歴史という情報戦を戦う(その6)2019/03/02    

李氏朝鮮では、王位が父から子への直系継承が行われなかった場合、新しい国王の実父に対して「大院君」という称号が与えられます。

日本が必死に修好条約の締結を求めていたころの朝鮮では、その大院君に与する勢力が排外主義を標榜し権勢をふるい、何かと難癖をつけては明治新政府との国交に異を唱えていました。

しかしながら江華島条約が締結されて以来、大院君派は力を失います。

その後、国王の后である閔妃(びんひ)とその一派が中心となって、ようやく朝鮮の近代化が動き出します。

1881(明治14)年には大規模な使節団を日本に派遣することになりました。

当時の日本政府の目的は、あくまでも朝鮮の独立と近代化です。

そのことこが結果として日本国の独立に寄与することになるからです。

同年末から翌1882(明治15)年の春にかけて、朝鮮は日本から陸軍工兵少尉の堀本礼造を招聘し、その指導を仰いで新式軍隊を編成するなどの軍政改革を行いました。

ところが、そう容易く事が運ばないのが彼の国です。

その翌年の1883(明治16年)、軍政改革によって廃された古い軍隊が反乱を起こします。

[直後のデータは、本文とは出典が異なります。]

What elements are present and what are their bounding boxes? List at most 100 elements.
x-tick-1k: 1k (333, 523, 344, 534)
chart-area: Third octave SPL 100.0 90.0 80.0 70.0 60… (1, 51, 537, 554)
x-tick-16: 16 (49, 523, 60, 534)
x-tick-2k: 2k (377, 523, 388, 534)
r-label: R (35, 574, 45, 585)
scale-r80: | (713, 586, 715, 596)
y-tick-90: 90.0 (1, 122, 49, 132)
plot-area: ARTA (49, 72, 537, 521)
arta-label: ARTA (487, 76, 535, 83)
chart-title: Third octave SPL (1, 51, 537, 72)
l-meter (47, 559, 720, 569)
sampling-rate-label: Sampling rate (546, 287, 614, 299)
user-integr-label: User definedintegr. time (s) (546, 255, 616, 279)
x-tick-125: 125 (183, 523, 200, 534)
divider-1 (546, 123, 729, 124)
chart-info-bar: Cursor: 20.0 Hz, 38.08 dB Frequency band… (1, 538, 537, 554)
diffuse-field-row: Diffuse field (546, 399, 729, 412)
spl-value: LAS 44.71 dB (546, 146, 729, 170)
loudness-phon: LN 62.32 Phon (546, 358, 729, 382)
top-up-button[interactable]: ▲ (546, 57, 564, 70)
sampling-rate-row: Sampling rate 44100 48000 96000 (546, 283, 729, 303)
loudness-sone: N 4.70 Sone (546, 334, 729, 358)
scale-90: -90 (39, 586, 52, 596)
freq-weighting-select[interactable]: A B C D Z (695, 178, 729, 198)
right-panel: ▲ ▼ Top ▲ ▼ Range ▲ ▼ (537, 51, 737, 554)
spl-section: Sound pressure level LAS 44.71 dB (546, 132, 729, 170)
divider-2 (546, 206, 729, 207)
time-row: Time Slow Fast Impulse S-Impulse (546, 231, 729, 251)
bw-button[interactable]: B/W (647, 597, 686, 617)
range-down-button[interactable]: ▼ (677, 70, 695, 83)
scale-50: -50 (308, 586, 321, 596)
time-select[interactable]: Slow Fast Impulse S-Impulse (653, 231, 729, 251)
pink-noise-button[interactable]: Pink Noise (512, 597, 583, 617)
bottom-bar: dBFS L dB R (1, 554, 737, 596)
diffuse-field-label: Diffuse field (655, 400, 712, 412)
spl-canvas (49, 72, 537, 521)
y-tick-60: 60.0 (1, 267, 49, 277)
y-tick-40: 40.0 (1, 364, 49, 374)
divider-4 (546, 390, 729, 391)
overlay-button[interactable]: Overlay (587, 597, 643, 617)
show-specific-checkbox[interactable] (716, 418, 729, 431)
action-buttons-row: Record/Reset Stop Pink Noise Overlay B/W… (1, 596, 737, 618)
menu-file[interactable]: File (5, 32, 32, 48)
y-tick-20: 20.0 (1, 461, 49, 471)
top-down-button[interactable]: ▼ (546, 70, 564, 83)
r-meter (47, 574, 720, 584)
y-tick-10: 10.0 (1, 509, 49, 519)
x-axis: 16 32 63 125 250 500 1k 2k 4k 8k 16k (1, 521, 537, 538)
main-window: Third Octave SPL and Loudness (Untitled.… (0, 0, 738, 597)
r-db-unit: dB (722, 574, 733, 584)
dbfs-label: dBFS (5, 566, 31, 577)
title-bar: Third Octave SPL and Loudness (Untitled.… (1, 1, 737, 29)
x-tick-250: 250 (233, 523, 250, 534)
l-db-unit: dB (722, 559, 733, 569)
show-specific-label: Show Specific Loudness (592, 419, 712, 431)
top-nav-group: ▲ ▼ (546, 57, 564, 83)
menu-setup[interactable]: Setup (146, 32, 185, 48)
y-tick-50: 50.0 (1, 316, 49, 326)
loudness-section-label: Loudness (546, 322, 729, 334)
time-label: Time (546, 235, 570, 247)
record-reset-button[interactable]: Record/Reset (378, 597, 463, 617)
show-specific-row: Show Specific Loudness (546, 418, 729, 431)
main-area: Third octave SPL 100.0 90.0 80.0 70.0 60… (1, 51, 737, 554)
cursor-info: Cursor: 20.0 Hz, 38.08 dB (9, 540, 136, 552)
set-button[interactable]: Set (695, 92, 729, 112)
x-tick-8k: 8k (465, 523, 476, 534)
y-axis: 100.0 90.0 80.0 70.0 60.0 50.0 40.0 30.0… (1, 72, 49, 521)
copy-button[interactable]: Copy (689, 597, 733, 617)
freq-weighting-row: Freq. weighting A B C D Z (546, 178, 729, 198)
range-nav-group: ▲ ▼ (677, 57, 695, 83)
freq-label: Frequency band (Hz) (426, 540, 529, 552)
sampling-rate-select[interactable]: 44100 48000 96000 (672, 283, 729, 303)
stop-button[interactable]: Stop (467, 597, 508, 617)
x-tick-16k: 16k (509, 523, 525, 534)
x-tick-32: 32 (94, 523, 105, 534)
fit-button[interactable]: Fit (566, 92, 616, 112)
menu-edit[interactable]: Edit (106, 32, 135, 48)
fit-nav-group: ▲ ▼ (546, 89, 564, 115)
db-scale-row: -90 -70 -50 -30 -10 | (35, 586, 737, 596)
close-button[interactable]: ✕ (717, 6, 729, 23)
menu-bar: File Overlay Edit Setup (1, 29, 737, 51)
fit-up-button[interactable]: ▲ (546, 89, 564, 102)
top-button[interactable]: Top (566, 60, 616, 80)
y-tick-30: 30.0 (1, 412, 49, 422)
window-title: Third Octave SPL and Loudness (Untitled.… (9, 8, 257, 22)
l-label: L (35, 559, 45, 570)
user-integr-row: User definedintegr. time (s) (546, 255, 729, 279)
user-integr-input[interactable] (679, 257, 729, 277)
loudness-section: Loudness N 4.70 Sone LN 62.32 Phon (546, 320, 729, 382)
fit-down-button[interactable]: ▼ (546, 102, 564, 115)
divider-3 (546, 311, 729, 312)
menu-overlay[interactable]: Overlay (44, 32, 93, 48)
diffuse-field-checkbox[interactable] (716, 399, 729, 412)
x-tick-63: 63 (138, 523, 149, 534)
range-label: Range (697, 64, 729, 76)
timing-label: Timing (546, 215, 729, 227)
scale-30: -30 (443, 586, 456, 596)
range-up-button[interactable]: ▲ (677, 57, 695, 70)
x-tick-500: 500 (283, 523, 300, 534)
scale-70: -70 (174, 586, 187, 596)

あろうことか、この反乱を大院君が扇動し、閔妃一派の重臣を殺害するなど、閔妃自らも命からがら逃げるという事態が発生しました。

それだけではありません。

朝鮮の軍政改革に貢献した堀本礼造を含む多くの日本人までをもが殺害され、日本公使館も襲撃されました。

いわゆる「壬午の乱」です。

このとき、乱を鎮圧したのが清国です。

あざとい清国は、すばやく5千の兵を朝鮮に派遣し武力で反乱を抑え、反乱の扇動者だった大院君を清国に連れさり抑留しました。

そして3千人の兵を朝鮮に留め置き、閔妃一派を取り込みます。

取り込まれた閔妃一派は、清国の傀儡と化し、なんと近代化路線を捨ててしまいます。

清国が宗主国で朝鮮は属国であるという関係を再確認し、新しい軍隊も司令官もすべて清国の支配下に置かれることになりました。

いつの時代でも軍事力が外交力を決定します。

即ち「壬午の乱」を清国が軍事的に制圧したことで、日本外交は再び敗北することになりました。

なお、歴史的に朝鮮では、軍事的政治的に優位にあるほうに擦り寄る外交政策が採用されがちです。

これを「事大主義」といいます。

常に強い方に付き従う、「大に事(つかえ)る」という主義です。

米国が優勢であると思えば米国に従い、ロシアが優勢であると思えばロシアに従い、中国が優勢であれば中国に従う。

カネになると思えば、それら大国の力を背景に例えば史実を捻じ曲げ、締結した条約など無視してでも隣国を罵って憚らない。